A Quick Timeline: From Skepticism to a Planetary Census
When Mayor and Queloz published their results, the astronomy community questioned whether a planet could exist so close to a sun-like star. Over weeks, independent teams confirmed the signal, and within a few years, the field erupted with hundreds of exoplanet discoveries. By 2019, Mayor and Queloz shared the Nobel Prize for their landmark achievement. Since then, thousands of exoplanets have been cataloged, revealing a breathtaking diversity—from scorching hot Jupiters to compact multi-planet systems and Earth-sized candidates.

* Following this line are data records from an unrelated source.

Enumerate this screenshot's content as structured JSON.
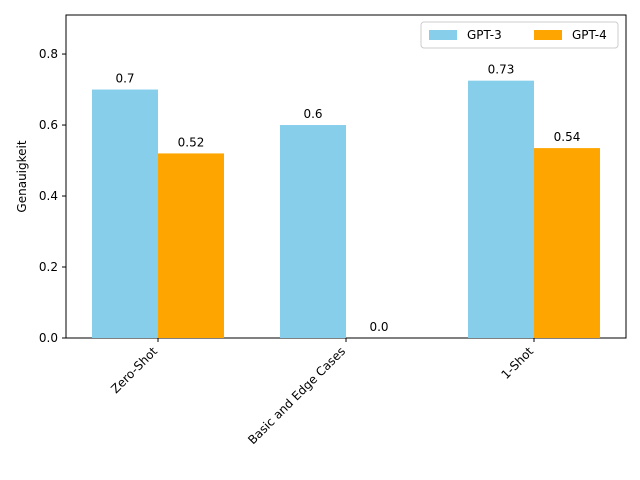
{
  "chart_data": {
    "type": "bar",
    "categories": [
      "Zero-Shot",
      "Basic and Edge Cases",
      "1-Shot"
    ],
    "series": [
      {
        "name": "GPT-3",
        "values": [
          0.7,
          0.6,
          0.725
        ],
        "labels": [
          "0.7",
          "0.6",
          "0.73"
        ],
        "color": "#87CEEB"
      },
      {
        "name": "GPT-4",
        "values": [
          0.52,
          0.0,
          0.535
        ],
        "labels": [
          "0.52",
          "0.0",
          "0.54"
        ],
        "color": "#FFA500"
      }
    ],
    "ylabel": "Genauigkeit",
    "ylim": [
      0,
      0.91
    ],
    "yticks": [
      "0.0",
      "0.2",
      "0.4",
      "0.6",
      "0.8"
    ],
    "legend_position": "top-right",
    "grid": false
  }
}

What We Learn About Planets—and Why It Matters
Exoplanet research tells us that planetary systems are common, though our own solar system remains unusual in several respects. The discovery of a wide spectrum of worlds—ultra-hot Jupiters, rocky super-Earths, and multi-planet architectures—has reshaped theories of planet formation and migration. Astronomers now seek Earth-like twins in habitable zones, where liquid water could exist. The pursuit blends cutting-edge instrumentation with patient, long-term observation—traits that define modern astronomy.
The Road Ahead: Earth-Like Worlds and Dedicated Campaigns
The holy grail in exoplanet science is finding an Earth twin—a planet with Earth-like mass and radius orbiting a Sun-like star at the right distance. Projects such as Harps3, planned for La Palma, embody the next era of radial velocity campaigns designed to push the limits of detection toward true Earth analogs. The collaboration model, shared data, and multinational teams are essential as we push toward deeper sensitivity and broader exploration of planetary systems.
Conclusion: Our Ongoing Quest to Find Another Earth
Thirty years after the first exoplanet discovery, the search continues with renewed vigor and optimism. Each observation, whether via radial velocity or transit, brings us closer to understanding how common planetary systems are—and whether a true Earth-like world exists among the stars. The journey from 51 Pegasi b to today’s exoplanet landscape reminds us that science thrives on curiosity, collaboration, and the relentless pursuit of answers beyond our solar neighborhood.